Forêt Argentée – 11 Belphe 1445 CN
La forêt était complètement incendiée, causant une épaisse fumée qui rendait presque impossible de distinguer les environs. Les flammes étaient si fortes et propagées qu’à moins d’un miracle, qu’à moins d’une puissante averse, elles risquaient d’engloutir une bonne part de la forêt, si ce n’est son intégralité.
« Votre Majesté, l’interpella un de ses gardes, des mercenaires ont attaqués la Forêt Argentée. Ils seraient à l’origine de ces flammes !
-Des mercenaires ? se surprit le souverain de Meisa. De quelle troupe ?
-Je ne reconnais pas leur emblème, Sire !
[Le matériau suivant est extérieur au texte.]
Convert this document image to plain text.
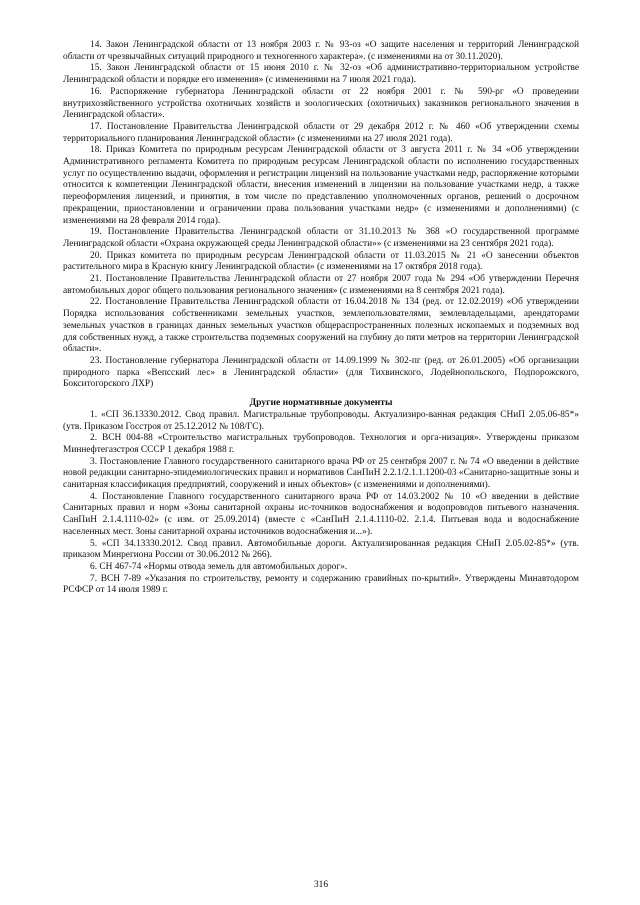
14. Закон Ленинградской области от 13 ноября 2003 г. № 93-оз «О защите населения и территорий Ленинградской области от чрезвычайных ситуаций природного и техногенного характера». (с изменениями на от 30.11.2020).

15. Закон Ленинградской области от 15 июня 2010 г. № 32-оз «Об административно-территориальном устройстве Ленинградской области и порядке его изменения» (с изменениями на 7 июля 2021 года).

16. Распоряжение губернатора Ленинградской области от 22 ноября 2001 г. № 590-рг «О проведении внутрихозяйственного устройства охотничьих хозяйств и зоологических (охотничьих) заказников регионального значения в Ленинградской области».

17. Постановление Правительства Ленинградской области от 29 декабря 2012 г. № 460 «Об утверждении схемы территориального планирования Ленинградской области» (с изменениями на 27 июля 2021 года).

18. Приказ Комитета по природным ресурсам Ленинградской области от 3 августа 2011 г. № 34 «Об утверждении Административного регламента Комитета по природным ресурсам Ленинградской области по исполнению государственных услуг по осуществлению выдачи, оформления и регистрации лицензий на пользование участками недр, распоряжение которыми относится к компетенции Ленинградской области, внесения изменений в лицензии на пользование участками недр, а также переоформления лицензий, и принятия, в том числе по представлению уполномоченных органов, решений о досрочном прекращении, приостановлении и ограничении права пользования участками недр» (с изменениями и дополнениями) (с изменениями на 28 февраля 2014 года).

19. Постановление Правительства Ленинградской области от 31.10.2013 № 368 «О государственной программе Ленинградской области «Охрана окружающей среды Ленинградской области»» (с изменениями на 23 сентября 2021 года).

20. Приказ комитета по природным ресурсам Ленинградской области от 11.03.2015 № 21 «О занесении объектов растительного мира в Красную книгу Ленинградской области» (с изменениями на 17 октября 2018 года).

21. Постановление Правительства Ленинградской области от 27 ноября 2007 года № 294 «Об утверждении Перечня автомобильных дорог общего пользования регионального значения» (с изменениями на 8 сентября 2021 года).

22. Постановление Правительства Ленинградской области от 16.04.2018 № 134 (ред. от 12.02.2019) «Об утверждении Порядка использования собственниками земельных участков, землепользователями, землевладельцами, арендаторами земельных участков в границах данных земельных участков общераспространенных полезных ископаемых и подземных вод для собственных нужд, а также строительства подземных сооружений на глубину до пяти метров на территории Ленинградской области».

23. Постановление губернатора Ленинградской области от 14.09.1999 № 302-пг (ред. от 26.01.2005) «Об организации природного парка «Вепсский лес» в Ленинградской области» (для Тихвинского, Лодейнопольского, Подпорожского, Бокситогорского ЛХР)

Другие нормативные документы

1. «СП 36.13330.2012. Свод правил. Магистральные трубопроводы. Актуализиро-ванная редакция СНиП 2.05.06-85*» (утв. Приказом Госстроя от 25.12.2012 № 108/ГС).

2. ВСН 004-88 «Строительство магистральных трубопроводов. Технология и орга-низация». Утверждены приказом Миннефтегазстроя СССР 1 декабря 1988 г.

3. Постановление Главного государственного санитарного врача РФ от 25 сентября 2007 г. № 74 «О введении в действие новой редакции санитарно-эпидемиологических правил и нормативов СанПиН 2.2.1/2.1.1.1200-03 «Санитарно-защитные зоны и санитарная классификация предприятий, сооружений и иных объектов» (с изменениями и дополнениями).

4. Постановление Главного государственного санитарного врача РФ от 14.03.2002 № 10 «О введении в действие Санитарных правил и норм «Зоны санитарной охраны ис-точников водоснабжения и водопроводов питьевого назначения. СанПиН 2.1.4.1110-02» (с изм. от 25.09.2014) (вместе с «СанПиН 2.1.4.1110-02. 2.1.4. Питьевая вода и водоснабжение населенных мест. Зоны санитарной охраны источников водоснабжения и...»).

5. «СП 34.13330.2012. Свод правил. Автомобильные дороги. Актуализированная редакция СНиП 2.05.02-85*» (утв. приказом Минрегиона России от 30.06.2012 № 266).

6. СН 467-74 «Нормы отвода земель для автомобильных дорог».

7. ВСН 7-89 «Указания по строительству, ремонту и содержанию гравийных по-крытий». Утверждены Минавтодором РСФСР от 14 июля 1989 г.

316
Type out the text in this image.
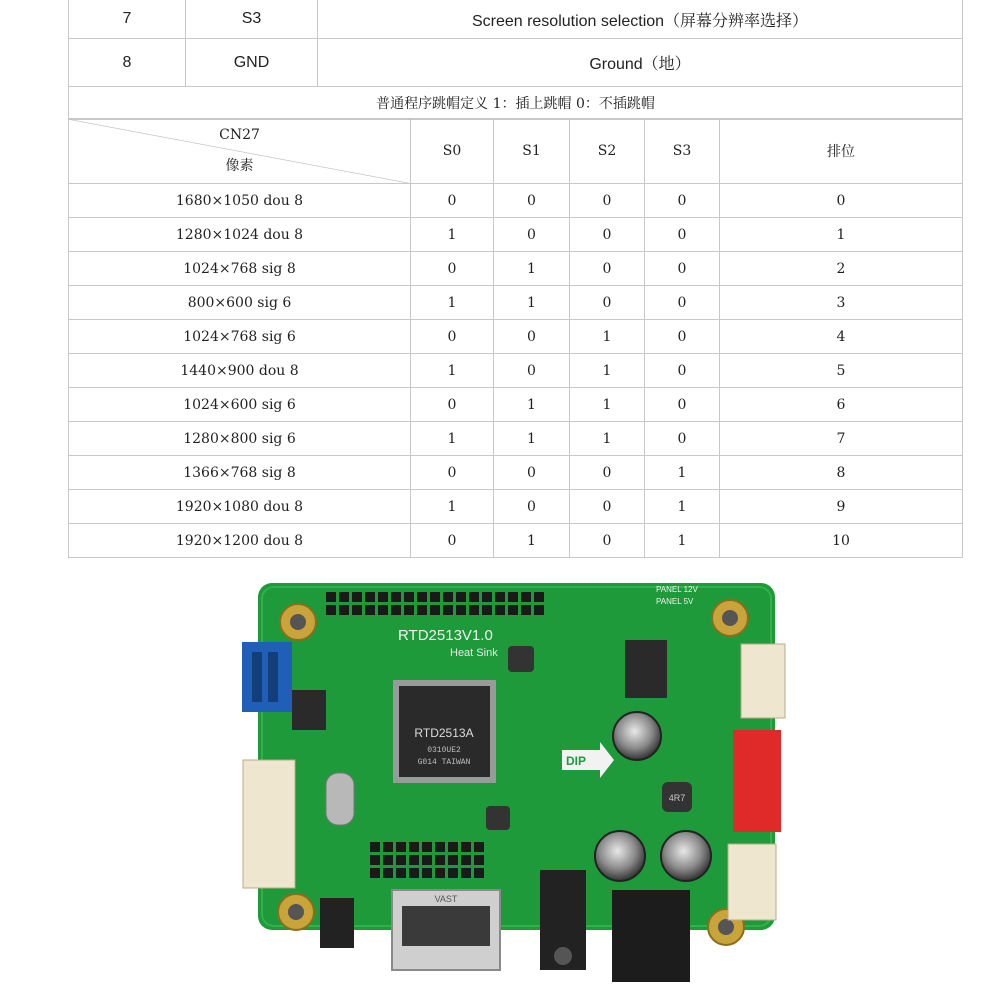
7	S3	Screen resolution selection（屏幕分辨率选择）
8	GND	Ground（地）
普通程序跳帽定义 1：插上跳帽 0：不插跳帽		
CN27
像素	S0	S1	S2	S3	排位
1680×1050 dou 8	0	0	0	0	0
1280×1024 dou 8	1	0	0	0	1
1024×768 sig 8	0	1	0	0	2
800×600 sig 6	1	1	0	0	3
1024×768 sig 6	0	0	1	0	4
1440×900 dou 8	1	0	1	0	5
1024×600 sig 6	0	1	1	0	6
1280×800 sig 6	1	1	1	0	7
1366×768 sig 8	0	0	0	1	8
1920×1080 dou 8	1	0	0	1	9
1920×1200 dou 8	0	1	0	1	10
RTD2513A
0310UE2
G014 TAIWAN
RTD2513V1.0
Heat Sink
PANEL 12V
PANEL 5V
DIP
4R7
VAST
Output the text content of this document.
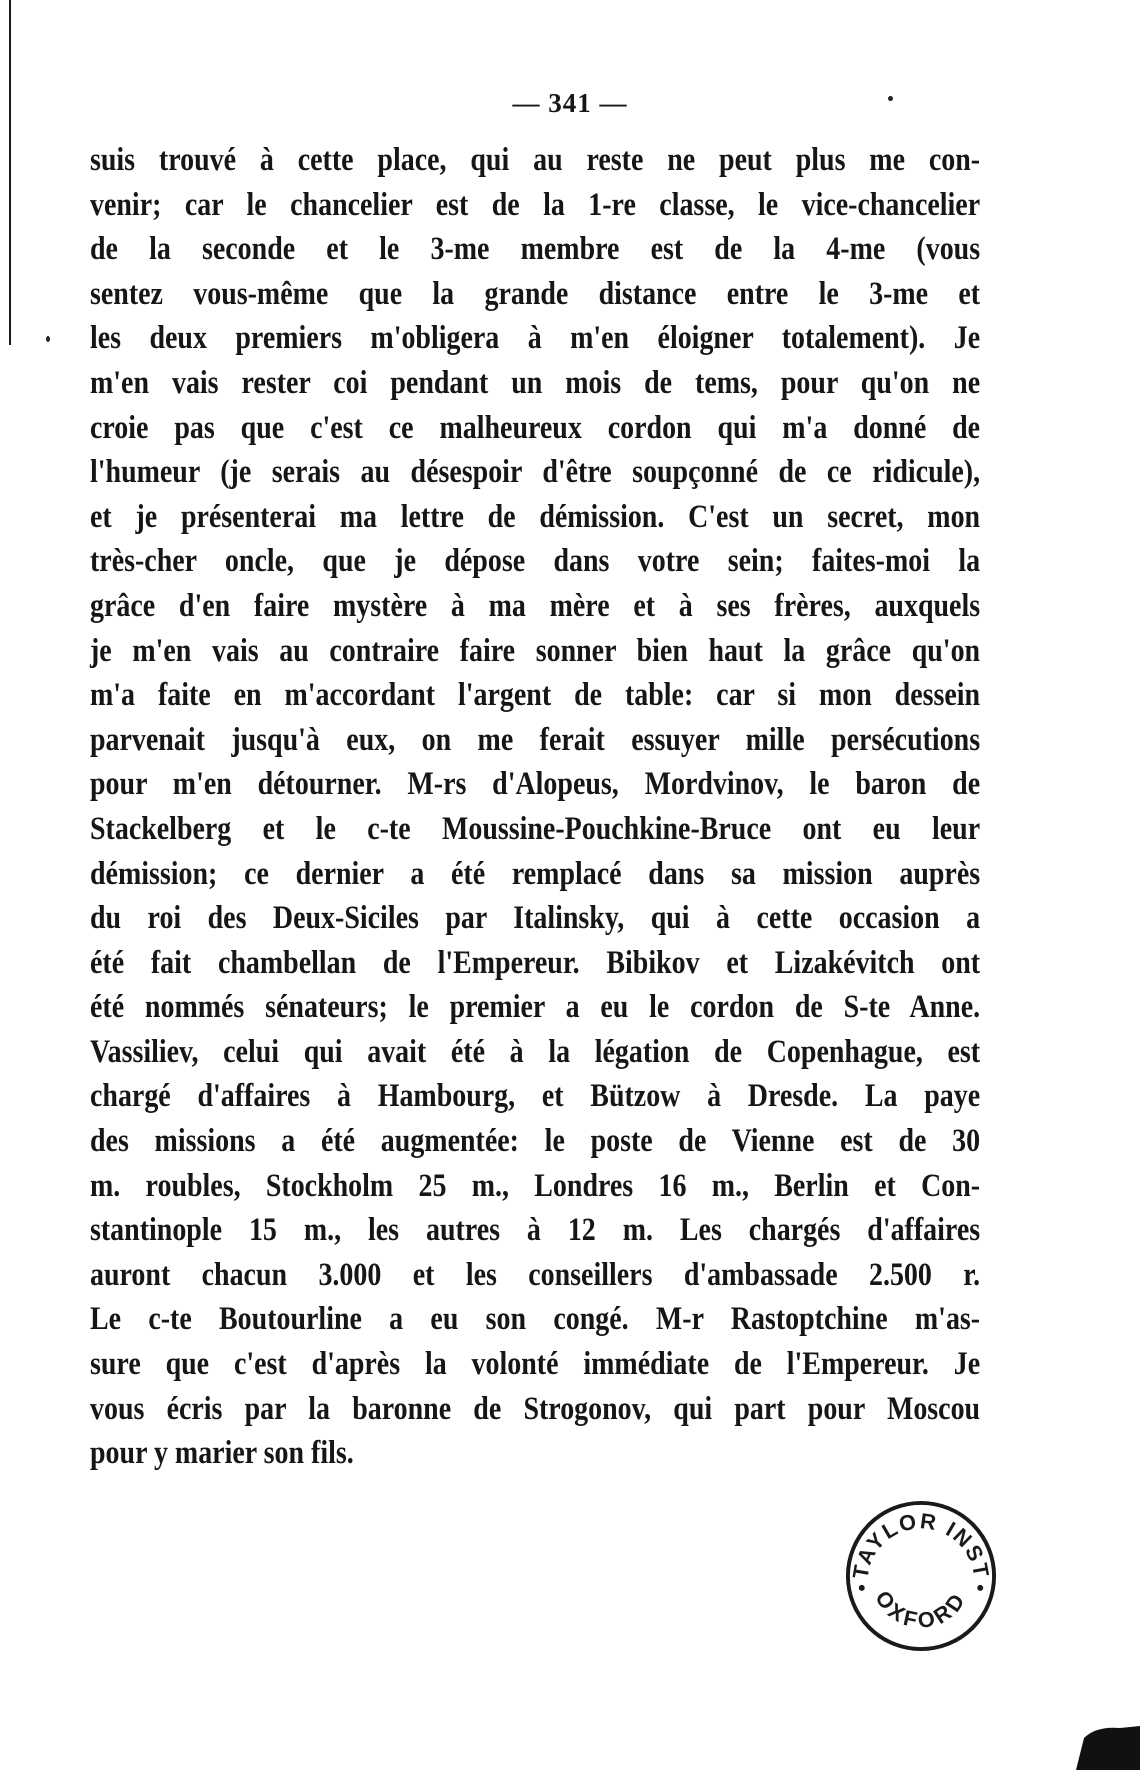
— 341 —
suis trouvé à cette place, qui au reste ne peut plus me con-
venir; car le chancelier est de la 1-re classe, le vice-chancelier
de la seconde et le 3-me membre est de la 4-me (vous
sentez vous-même que la grande distance entre le 3-me et
les deux premiers m'obligera à m'en éloigner totalement). Je
m'en vais rester coi pendant un mois de tems, pour qu'on ne
croie pas que c'est ce malheureux cordon qui m'a donné de
l'humeur (je serais au désespoir d'être soupçonné de ce ridicule),
et je présenterai ma lettre de démission. C'est un secret, mon
très-cher oncle, que je dépose dans votre sein; faites-moi la
grâce d'en faire mystère à ma mère et à ses frères, auxquels
je m'en vais au contraire faire sonner bien haut la grâce qu'on
m'a faite en m'accordant l'argent de table: car si mon dessein
parvenait jusqu'à eux, on me ferait essuyer mille persécutions
pour m'en détourner. M-rs d'Alopeus, Mordvinov, le baron de
Stackelberg et le c-te Moussine-Pouchkine-Bruce ont eu leur
démission; ce dernier a été remplacé dans sa mission auprès
du roi des Deux-Siciles par Italinsky, qui à cette occasion a
été fait chambellan de l'Empereur. Bibikov et Lizakévitch ont
été nommés sénateurs; le premier a eu le cordon de S-te Anne.
Vassiliev, celui qui avait été à la légation de Copenhague, est
chargé d'affaires à Hambourg, et Bützow à Dresde. La paye
des missions a été augmentée: le poste de Vienne est de 30
m. roubles, Stockholm 25 m., Londres 16 m., Berlin et Con-
stantinople 15 m., les autres à 12 m. Les chargés d'affaires
auront chacun 3.000 et les conseillers d'ambassade 2.500 r.
Le c-te Boutourline a eu son congé. M-r Rastoptchine m'as-
sure que c'est d'après la volonté immédiate de l'Empereur. Je
vous écris par la baronne de Strogonov, qui part pour Moscou
pour y marier son fils.
TAYLOR INST
OXFORD
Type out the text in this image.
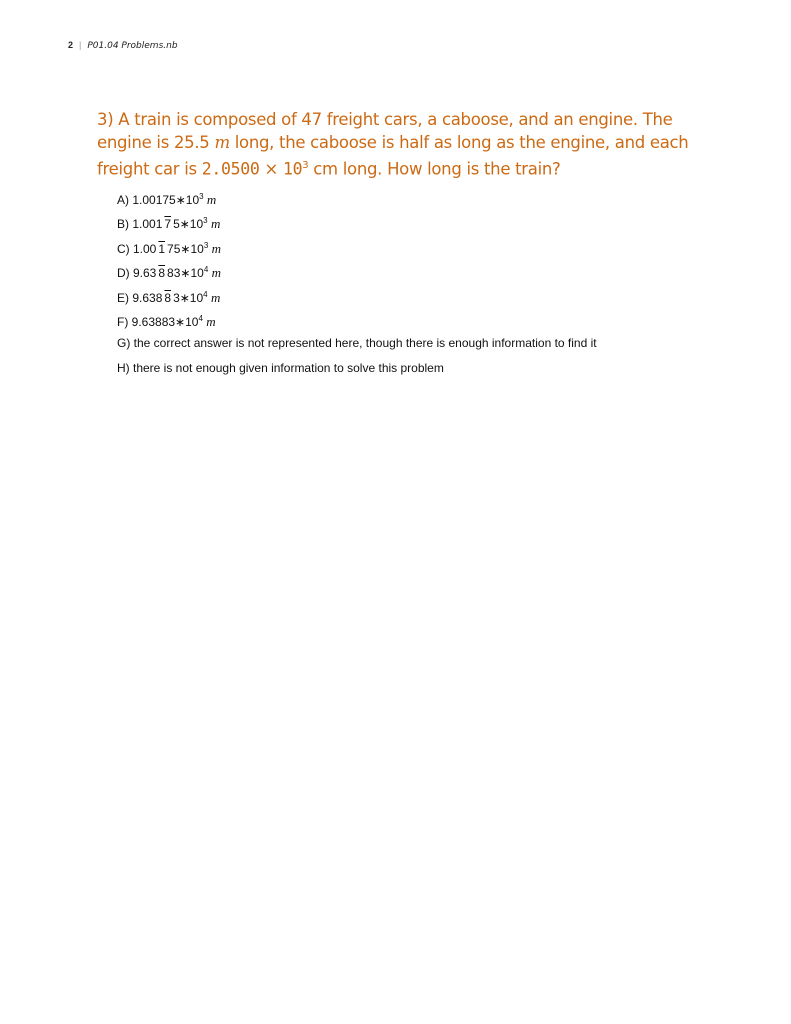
2 | P01.04 Problems.nb
3) A train is composed of 47 freight cars, a caboose, and an engine. The engine is 25.5 m long, the caboose is half as long as the engine, and each freight car is $2.0500 \times 10^3$ cm long. How long is the train?
A) $1.00175∗10^3$ m
B) 1.001 7 $5∗10^3$ m
C) 1.00 1 $75∗10^3$ m
D) 9.63 8 $83∗10^4$ m
E) 9.638 8 $3∗10^4$ m
F) $9.63883∗10^4$ m
G) the correct answer is not represented here, though there is enough information to find it
H) there is not enough given information to solve this problem
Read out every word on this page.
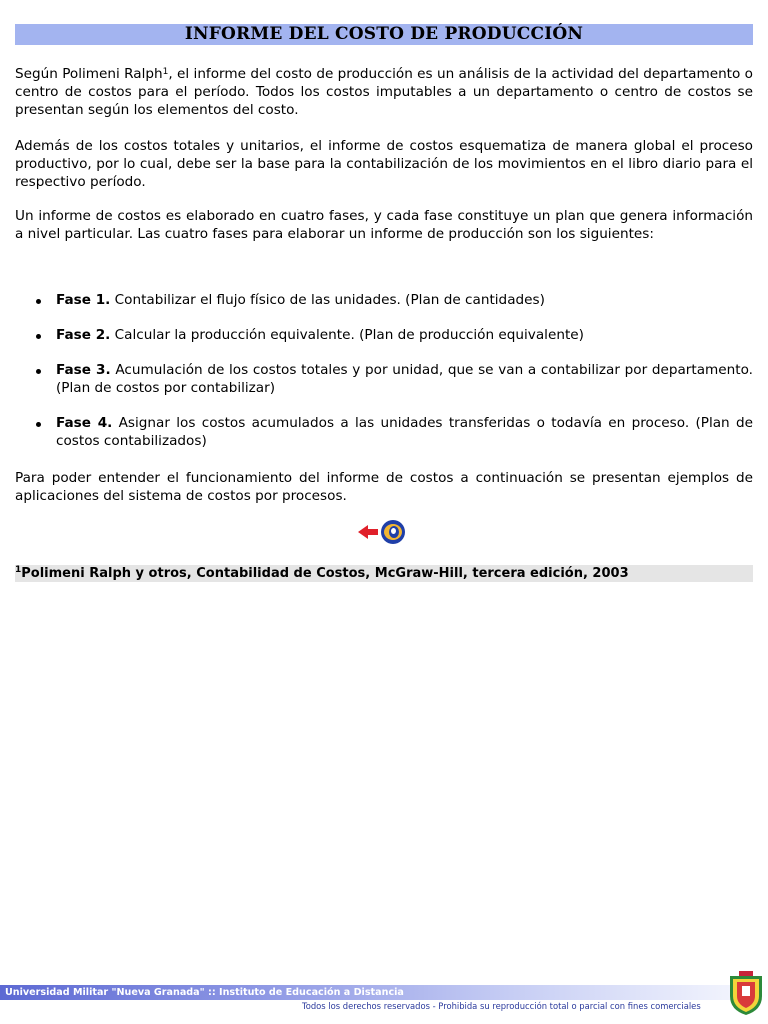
INFORME DEL COSTO DE PRODUCCIÓN
Según Polimeni Ralph$^1$, el informe del costo de producción es un análisis de la actividad del departamento o centro de costos para el período. Todos los costos imputables a un departamento o centro de costos se presentan según los elementos del costo.
Además de los costos totales y unitarios, el informe de costos esquematiza de manera global el proceso productivo, por lo cual, debe ser la base para la contabilización de los movimientos en el libro diario para el respectivo período.
Un informe de costos es elaborado en cuatro fases, y cada fase constituye un plan que genera información a nivel particular. Las cuatro fases para elaborar un informe de producción son los siguientes:
Fase 1. Contabilizar el flujo físico de las unidades. (Plan de cantidades)
Fase 2. Calcular la producción equivalente. (Plan de producción equivalente)
Fase 3. Acumulación de los costos totales y por unidad, que se van a contabilizar por departamento. (Plan de costos por contabilizar)
Fase 4. Asignar los costos acumulados a las unidades transferidas o todavía en proceso. (Plan de costos contabilizados)
Para poder entender el funcionamiento del informe de costos a continuación se presentan ejemplos de aplicaciones del sistema de costos por procesos.
$^1$Polimeni Ralph y otros, Contabilidad de Costos, McGraw-Hill, tercera edición, 2003
Universidad Militar "Nueva Granada" :: Instituto de Educación a Distancia
Todos los derechos reservados - Prohibida su reproducción total o parcial con fines comerciales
-Pressons le pas. Essayons de trouver des survivants !
-Oui, sire ! »
La malchance semblait lui coller à la peau ; lors de sa dernière correspondance avec le souverain des elfes de la Forêt Argentée, il ne lui avait fait part d’aucun souci d’envergure. Il avait même offert une invitation pour une délégation Meisaenne sur leurs terres, une rencontre qui pouvait apporter de grands bénéfices à leurs contrées respectives. A la vue des flammes, cela ne pouvait que rappeler que de grands changements pouvaient se produire au cours d’une seule nuit.
Quoiqu’il en soit, il ne laissera pas impuni l’embrasement d’une forêt qui faisait part entière du commerce de Meisa ainsi que la perte d’un allié potentiel. Des années, des décennies de conversation pour amadouer ces seigneurs des bois, pour les convaincre d’ouvrir leurs portes au commerce et à la collaboration, et voilà toutes ces opportunités futures qui venaient de partir en cendres et en fumée.
Le Roi s’enfonça dans le cœur de la cité des forêts, qui n’était maintenant qu’un réseau de cabanes brûlées et de charpentes en pièce. Des corps, elfes et hommes, juchaient un peu partout, décriant la sanglante bataille et la soudaineté de celle-ci ; le nombre de corps elfiques était nettement supérieur à celui des humains. Dans un combat loyal, cela n’aurait pas été qu’improbable, simplement impossible ; les elfes des forêts n’avaient aucun intérêt à combattre au sol plutôt que dans leurs hauts arbres.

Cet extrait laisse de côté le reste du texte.